De gemeente wil niet al haar watergangen tegelijk baggeren. Dat is niet nodig en legt ook een te groot beslag op de ambtelijke capaciteit en de begroting. De gemeente baggert daarom haar watergangen zoveel mogelijk in clusters.

Het baggeren van de watergangen wordt geclusterd aangepakt, omdat het efficiënter en doelmatiger is een cluster van watergangen gelijktijdig te baggeren en te onderhouden. De planning en uitvoering van de baggerwerkzaamheden vindt plaats op basis van een afweging van de urgentie op clusterniveau.

 

De basis voor de urgentie wordt bepaald door de mate van verondieping. De verondieping is gedefinieerd als: ‘het volume baggerspecie binnen de keurdiepte ten opzichte van het theoretische volume water binnen de keurdiepte’. Bij 0% bevindt zich geen baggerspecie binnen de keurdiepte, bij 100% bevindt zich alleen maar baggerspecie binnen de keurdiepte, staat de watergang droog en kan deze geen water meer afvoeren. Hoe hoger het percentage verondieping, hoe hoger de score voor de baggerurgentie. Op grond van de keur mag het percentage verondieping in principe niet hoger zijn dan 0%, maar deze norm wordt over het algemeen niet strikt gehanteerd voor niet-primaire watergangen. Voor de jaarlijkse baggeraanwas is een waarde van 1½ cm aangenomen, zodat de mate van verondieping ook naar de toekomst toe kan worden bepaald. Hierbij moet worden meegenomen dat sommige watergangen waar veel bomen langs staan een snellere baggeraanwas hebben en eerder geschouwd en gebaggerd moeten worden. In het beheersysteem kan een differentiatie worden opgenomen.

 

Daarnaast wordt bij de prioritering ook meegewogen in hoeverre (ernstige) baggerophoping een negatieve invloed heeft op:

 

  • 1.

    een openbare waterrijke speelplaats binnen het cluster,

  • 2.

    de water af- en/of aanvoerende functie van een watergang,

  • 3.

    de uitstraling van watergangen op een zichtlocatie (met name in stedelijk gebied)

  • 4.

    de waterkwaliteit (hierbij ook blauwalg en stank) van inliggende watergangen.

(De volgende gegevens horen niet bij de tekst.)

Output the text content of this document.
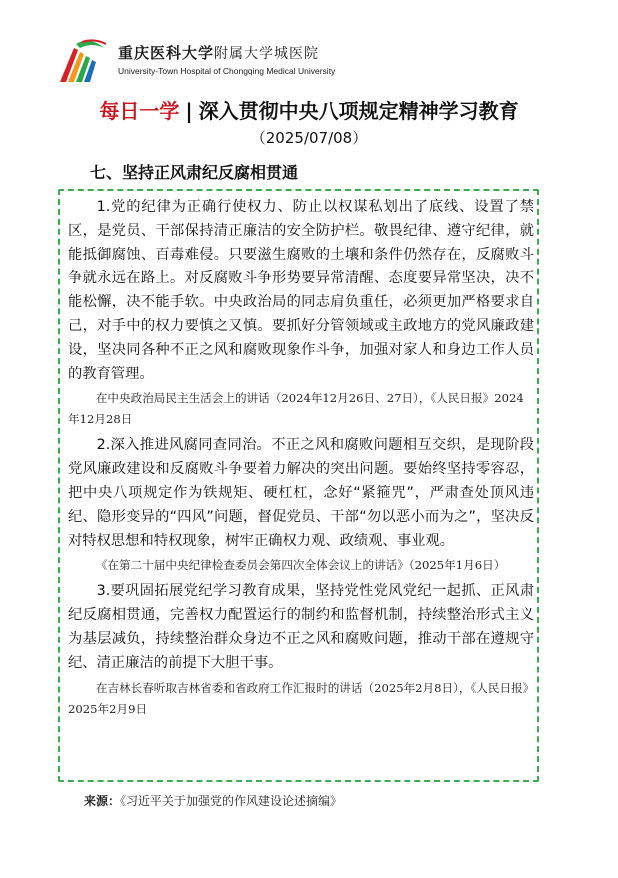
重庆医科大学附属大学城医院
University-Town Hospital of Chongqing Medical University
每日一学 | 深入贯彻中央八项规定精神学习教育
（2025/07/08）
七、坚持正风肃纪反腐相贯通

1.党的纪律为正确行使权力、防止以权谋私划出了底线、设置了禁区，是党员、干部保持清正廉洁的安全防护栏。敬畏纪律、遵守纪律，就能抵御腐蚀、百毒难侵。只要滋生腐败的土壤和条件仍然存在，反腐败斗争就永远在路上。对反腐败斗争形势要异常清醒、态度要异常坚决，决不能松懈，决不能手软。中央政治局的同志肩负重任，必须更加严格要求自己，对手中的权力要慎之又慎。要抓好分管领域或主政地方的党风廉政建设，坚决同各种不正之风和腐败现象作斗争，加强对家人和身边工作人员的教育管理。

在中央政治局民主生活会上的讲话（2024年12月26日、27日），《人民日报》2024年12月28日

2.深入推进风腐同查同治。不正之风和腐败问题相互交织，是现阶段党风廉政建设和反腐败斗争要着力解决的突出问题。要始终坚持零容忍，把中央八项规定作为铁规矩、硬杠杠，念好“紧箍咒”，严肃查处顶风违纪、隐形变异的“四风”问题，督促党员、干部“勿以恶小而为之”，坚决反对特权思想和特权现象，树牢正确权力观、政绩观、事业观。

《在第二十届中央纪律检查委员会第四次全体会议上的讲话》（2025年1月6日）

3.要巩固拓展党纪学习教育成果，坚持党性党风党纪一起抓、正风肃纪反腐相贯通，完善权力配置运行的制约和监督机制，持续整治形式主义为基层减负，持续整治群众身边不正之风和腐败问题，推动干部在遵规守纪、清正廉洁的前提下大胆干事。

在吉林长春听取吉林省委和省政府工作汇报时的讲话（2025年2月8日），《人民日报》2025年2月9日

来源：《习近平关于加强党的作风建设论述摘编》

Onderhoud bij gedeelde onderhoudsplicht

 

De gemeente is niet altijd de enige onderhoudsplichtige voor een watergang. Wanneer bijvoorbeeld de (kadastrale) grens van twee percelen in de lengterichting door een watergang loopt, dan is iedere eigenaar verplicht het op zijn perceel gelegen deel van de watergang te onderhouden. Dit komt in de praktijk geregeld voor. Wanneer een watergang meerdere naastgelegen perceeleigenaren heeft, dan zijn zij gezamenlijk verantwoordelijk voor het onderhoud van de watergang (ieder voor zijn deel). De gemeente is dan alleen voor haar eigendomsdeel van de watergang onderhoudsplichtig. Bijlage 2 bevat drie voorbeelden ter verduidelijking.

 

Bij een gedeelde onderhoudsplicht kunnen de partijen elkaar niet dwingen tot gelijktijdig onderhoud. Ook een gemeente heeft bij een gedeelde onderhoudsverplichting geen bevoegdheden richting andere onderhoudsplichtigen en kan de ander dus niet dwingen gelijktijdig te baggeren en/of mee te delen in de kosten voor baggeren. Dit maakt de planning, voorbereiding en uitvoering van benodigd onderhoud lastig.

 

Met name voor baggeren geldt dat het weinig zinvol is om bij een gedeelde onderhoudsplicht alleen het eigen deel van de watergang te baggeren. De bagger zal zich dan namelijk snel opnieuw verdelen over de watergang (als gevolg van het uitzakken van bagger). Bij een gedeelde onderhoudsplicht is het daarom noodzakelijk dat de gezamenlijke onderhoudsplichtigen gelijktijdig baggeren.

 

Enerzijds streeft de gemeente ernaar dat de watergangen blijven bijdragen aan de maatschappelijke doelstellingen uit het IBOR. Zij is daarbij echter afhankelijk van de andere onderhoudsplichtigen. Anderzijds wil de gemeente voorkomen dat veel tijd en geld wordt gespendeerd aan organisatie en afstemming met andere eigenaren. Het kan er toe leiden dat de kosten die de gemeente maakt voor het organiseren, afstemmen en daadwerkelijk ontvangen van financiële bijdragen hoger zijn dat de in rekening te brengen kosten, met name wanneer er meerdere eigenaren zijn met een relatief klein eigendom. Bijlage 2 geeft meer inzicht in voor- en nadelen van mogelijke opstellingen van de gemeente bij een gedeelde onderhoudsplicht.

 

Vastgestelde handelswijze gemeente bij een gedeelde onderhoudsplicht voor een watergang:

 

Bij een gedeelde onderhoudsplicht voor een watergang maakt de gemeente onderscheid tussen drie situaties, waarbij zij als volgt handelt:

 

  • 1.

    De gemeente is onderhoudsplichtig voor (vrijwel) de gehele watergang.

    • De gemeente kan (nagenoeg) zelfstandig besluiten tot het plegen van onderhoud.

    • De gemeente initieert daarom zelfstandig het baggeren van de volledige watergang.

    • De gemeente draagt alle kosten.

  • 2.

    De gemeente is voor de helft of meer onderhoudsplichtig voor de watergang.

    • De gemeente kan vanuit de wet zelfstandig besluiten tot het plegen van onderhoud en is niet afhankelijk van de medewerking van anderen.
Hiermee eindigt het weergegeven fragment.